The second part of the novel is set twelve centuries after the "Flame
Deluge".  During a new Renaissance, people have started making
scientific (re-)discoveries and request access to the knowledge
collected in monasteries.  New political powers and alliances emerge.
The head abbot says to a scientist: "But you promise to begin restoring
Man's control over Nature. But who will govern the use of the power to
control nature's forces? Who will use it? To what end? How will you
hold him in check?
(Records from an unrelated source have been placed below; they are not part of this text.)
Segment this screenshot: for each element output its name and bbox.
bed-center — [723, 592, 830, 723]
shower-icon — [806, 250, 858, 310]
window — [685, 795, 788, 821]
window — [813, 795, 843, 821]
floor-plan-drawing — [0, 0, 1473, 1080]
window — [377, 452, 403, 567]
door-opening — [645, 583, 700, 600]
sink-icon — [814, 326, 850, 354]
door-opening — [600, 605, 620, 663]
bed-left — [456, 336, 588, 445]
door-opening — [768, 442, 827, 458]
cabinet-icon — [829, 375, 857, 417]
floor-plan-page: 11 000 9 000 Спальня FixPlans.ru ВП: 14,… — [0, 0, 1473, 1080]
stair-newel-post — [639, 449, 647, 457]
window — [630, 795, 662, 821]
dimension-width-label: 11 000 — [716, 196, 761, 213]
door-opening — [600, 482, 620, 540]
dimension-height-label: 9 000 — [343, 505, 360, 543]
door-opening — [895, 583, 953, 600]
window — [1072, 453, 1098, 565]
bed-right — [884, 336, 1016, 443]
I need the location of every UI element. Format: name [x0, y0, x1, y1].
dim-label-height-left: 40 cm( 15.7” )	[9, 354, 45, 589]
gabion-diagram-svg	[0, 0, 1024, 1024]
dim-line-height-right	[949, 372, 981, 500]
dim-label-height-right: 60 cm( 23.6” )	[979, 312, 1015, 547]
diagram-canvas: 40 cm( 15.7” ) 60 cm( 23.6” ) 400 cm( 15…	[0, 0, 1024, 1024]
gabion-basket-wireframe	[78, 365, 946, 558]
Such decisions can still be made."

The final part of the novel is set eighteen centuries after the "Flame
Deluge".  Unfortunately, humanity has once again brought itself to the
brink of self-annihilation.  "Are we doomed to it, Lord, chained to
the pendulum of our own mad clockwork, helpless to halt its swing?
This time, it will swing us clean to oblivion."  But the Order has a
contingency plan: the memorabilia will be loaded on a spaceship along
with settlers, an interplanetary "monastery" bound for a new world.
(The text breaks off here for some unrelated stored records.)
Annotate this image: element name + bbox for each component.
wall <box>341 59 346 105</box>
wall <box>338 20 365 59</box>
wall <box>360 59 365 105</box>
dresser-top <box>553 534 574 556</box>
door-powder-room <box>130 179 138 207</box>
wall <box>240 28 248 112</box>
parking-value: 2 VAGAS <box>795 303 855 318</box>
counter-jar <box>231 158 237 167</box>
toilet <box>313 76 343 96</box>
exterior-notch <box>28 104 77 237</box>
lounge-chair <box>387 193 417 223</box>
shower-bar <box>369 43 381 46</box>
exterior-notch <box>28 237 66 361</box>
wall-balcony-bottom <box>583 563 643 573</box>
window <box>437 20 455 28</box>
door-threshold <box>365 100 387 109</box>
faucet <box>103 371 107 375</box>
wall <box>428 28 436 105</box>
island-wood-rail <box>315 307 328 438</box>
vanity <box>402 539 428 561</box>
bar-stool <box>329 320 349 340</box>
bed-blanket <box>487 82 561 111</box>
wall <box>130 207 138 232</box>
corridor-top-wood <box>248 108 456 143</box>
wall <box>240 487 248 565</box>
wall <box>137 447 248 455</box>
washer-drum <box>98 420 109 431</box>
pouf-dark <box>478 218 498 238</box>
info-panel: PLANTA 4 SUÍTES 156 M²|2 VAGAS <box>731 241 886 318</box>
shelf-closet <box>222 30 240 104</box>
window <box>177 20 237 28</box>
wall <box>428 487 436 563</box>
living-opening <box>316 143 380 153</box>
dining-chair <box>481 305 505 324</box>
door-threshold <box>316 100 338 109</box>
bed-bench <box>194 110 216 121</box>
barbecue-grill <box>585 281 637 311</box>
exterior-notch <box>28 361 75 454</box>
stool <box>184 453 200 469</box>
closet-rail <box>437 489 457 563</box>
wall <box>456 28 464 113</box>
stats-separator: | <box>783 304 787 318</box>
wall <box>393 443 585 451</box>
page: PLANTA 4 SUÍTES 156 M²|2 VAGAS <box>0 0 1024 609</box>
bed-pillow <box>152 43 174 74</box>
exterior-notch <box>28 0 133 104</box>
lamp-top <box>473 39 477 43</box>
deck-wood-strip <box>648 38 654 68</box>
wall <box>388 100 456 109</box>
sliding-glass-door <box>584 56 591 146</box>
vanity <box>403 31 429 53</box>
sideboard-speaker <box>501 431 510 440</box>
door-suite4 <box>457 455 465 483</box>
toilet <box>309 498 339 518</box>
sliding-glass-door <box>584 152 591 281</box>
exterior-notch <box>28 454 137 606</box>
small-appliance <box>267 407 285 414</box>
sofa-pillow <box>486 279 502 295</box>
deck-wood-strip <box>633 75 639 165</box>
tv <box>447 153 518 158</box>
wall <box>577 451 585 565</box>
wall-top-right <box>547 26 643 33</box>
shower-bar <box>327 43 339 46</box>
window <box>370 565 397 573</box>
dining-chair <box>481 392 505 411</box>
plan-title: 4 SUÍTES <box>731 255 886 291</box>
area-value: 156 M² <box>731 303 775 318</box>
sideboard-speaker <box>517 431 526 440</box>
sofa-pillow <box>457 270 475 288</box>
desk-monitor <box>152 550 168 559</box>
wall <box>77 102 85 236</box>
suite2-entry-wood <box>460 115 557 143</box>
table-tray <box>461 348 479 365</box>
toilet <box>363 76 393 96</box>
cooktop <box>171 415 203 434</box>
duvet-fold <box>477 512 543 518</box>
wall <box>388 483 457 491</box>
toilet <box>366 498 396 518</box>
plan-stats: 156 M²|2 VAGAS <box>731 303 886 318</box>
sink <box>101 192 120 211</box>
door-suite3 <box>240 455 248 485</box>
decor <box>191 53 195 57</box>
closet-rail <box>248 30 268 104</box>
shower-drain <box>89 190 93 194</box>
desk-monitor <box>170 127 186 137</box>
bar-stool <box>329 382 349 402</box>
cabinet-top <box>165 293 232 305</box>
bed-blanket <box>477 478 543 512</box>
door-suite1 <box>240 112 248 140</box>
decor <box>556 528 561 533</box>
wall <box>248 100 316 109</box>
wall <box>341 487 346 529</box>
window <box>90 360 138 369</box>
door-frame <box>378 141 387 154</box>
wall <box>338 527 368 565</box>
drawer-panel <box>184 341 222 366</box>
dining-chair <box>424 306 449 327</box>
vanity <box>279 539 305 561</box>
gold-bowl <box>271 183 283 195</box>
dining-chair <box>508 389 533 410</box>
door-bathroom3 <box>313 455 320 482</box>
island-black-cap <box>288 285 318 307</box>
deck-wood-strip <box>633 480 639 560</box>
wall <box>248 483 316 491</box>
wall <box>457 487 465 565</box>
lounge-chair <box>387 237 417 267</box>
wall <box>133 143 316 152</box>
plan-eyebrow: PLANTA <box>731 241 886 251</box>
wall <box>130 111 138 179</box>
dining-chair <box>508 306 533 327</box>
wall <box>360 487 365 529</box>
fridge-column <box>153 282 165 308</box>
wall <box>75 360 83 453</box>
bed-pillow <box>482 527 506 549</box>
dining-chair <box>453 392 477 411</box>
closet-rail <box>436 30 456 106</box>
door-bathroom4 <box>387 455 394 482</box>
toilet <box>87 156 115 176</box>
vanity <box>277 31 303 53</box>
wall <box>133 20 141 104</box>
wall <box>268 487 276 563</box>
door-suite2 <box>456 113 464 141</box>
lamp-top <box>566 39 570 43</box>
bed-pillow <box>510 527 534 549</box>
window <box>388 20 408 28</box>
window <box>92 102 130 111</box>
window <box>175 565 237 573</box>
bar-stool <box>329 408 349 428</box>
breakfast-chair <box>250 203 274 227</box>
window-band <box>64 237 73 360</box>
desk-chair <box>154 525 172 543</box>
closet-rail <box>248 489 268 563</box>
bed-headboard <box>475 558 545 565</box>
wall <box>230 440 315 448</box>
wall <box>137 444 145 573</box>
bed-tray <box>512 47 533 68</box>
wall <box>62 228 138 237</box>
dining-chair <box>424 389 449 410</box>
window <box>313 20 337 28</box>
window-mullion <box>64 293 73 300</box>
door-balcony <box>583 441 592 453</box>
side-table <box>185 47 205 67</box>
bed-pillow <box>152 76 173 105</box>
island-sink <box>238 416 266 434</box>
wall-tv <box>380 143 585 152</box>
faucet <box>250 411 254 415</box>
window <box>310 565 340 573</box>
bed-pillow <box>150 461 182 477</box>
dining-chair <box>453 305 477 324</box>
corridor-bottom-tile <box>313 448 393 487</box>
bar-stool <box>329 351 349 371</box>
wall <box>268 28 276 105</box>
Given the current atmosphere of hostility to religion by opinion-
shapers, it may be hard to see that the Catholic Church will have as
much influence in the future as the author suggests.  He does not seem
to have much faith in secular leaders and human nature.  Time will tell
how right his pessimism is.

4. "Insanely Simple: The Obsession That Drives Apple's Success"
   by Ken Segall

The author was an advertising agency creative director who worked with
Apple on several prominent campaigns.  He argues that an obsession with
simplicity is the key to Apple's success in the aftermath of Steve
Jobs' return in 1997.  Having also worked on campaigns with some of
Apple's rivals, he's in a unique position to compare and contrast
Apple's approach to marketing and product development.  For example,
where Dell or Intel might engage a large and diverse committee to
market a new laptop or computer chips, Apple would involve only a
handful of key personnel, including Steve Job himself.  More people
reduces focus, and therefore reduces simplicity.

Apple is not afraid to wield the "Simple Stick" whenever it looks like
something is looking convoluted or messy.  The author offers ten
thoughts on keeping things simple, devoting a chapter to each of these
aspects of simplicity.  Topics include: think small, think minimal,
think casual and think human.  Crucially, it is important not to equate
"simplicity" with "simplistic".  In fact, it often requires effort to
make things simple.

By viewing Apple's actions through the lens of simplicity, this book
helps the reader better appreciate why Apple does what it does.  You
can't please all the people all the time, but Apple's continued
success in recent times shows it's doing something right.

5. "CoffeeScript: Accelerated JavaScript Development" by Trevor Burnham

CoffeeScript is a relatively new web development language.  It can be
used to generate standard-compliant and platform-independent JavaScript.
It has been adopted within the Ruby on Rails framework, which prompted
my interest in the language.

This book provides a concise introduction to CoffeeScript.  It follows
the usual path of splitting up related language features into chapters,
including code that you can type in and run as you read.  In addition
to simple examples, a word puzzle game project is gradually built up
throughout the book.  Unfortunately, the book suffers from a common
flaw in such programming books: code examples are sometimes incomplete
and contain inaccuracies, causing frustration.  It's a good thing that
working code is available online.

Overall, it was an easy to follow book, covering the basics of the
language.  But you will need to consult more comprehensive reference
material to progress beyond the beginner stage.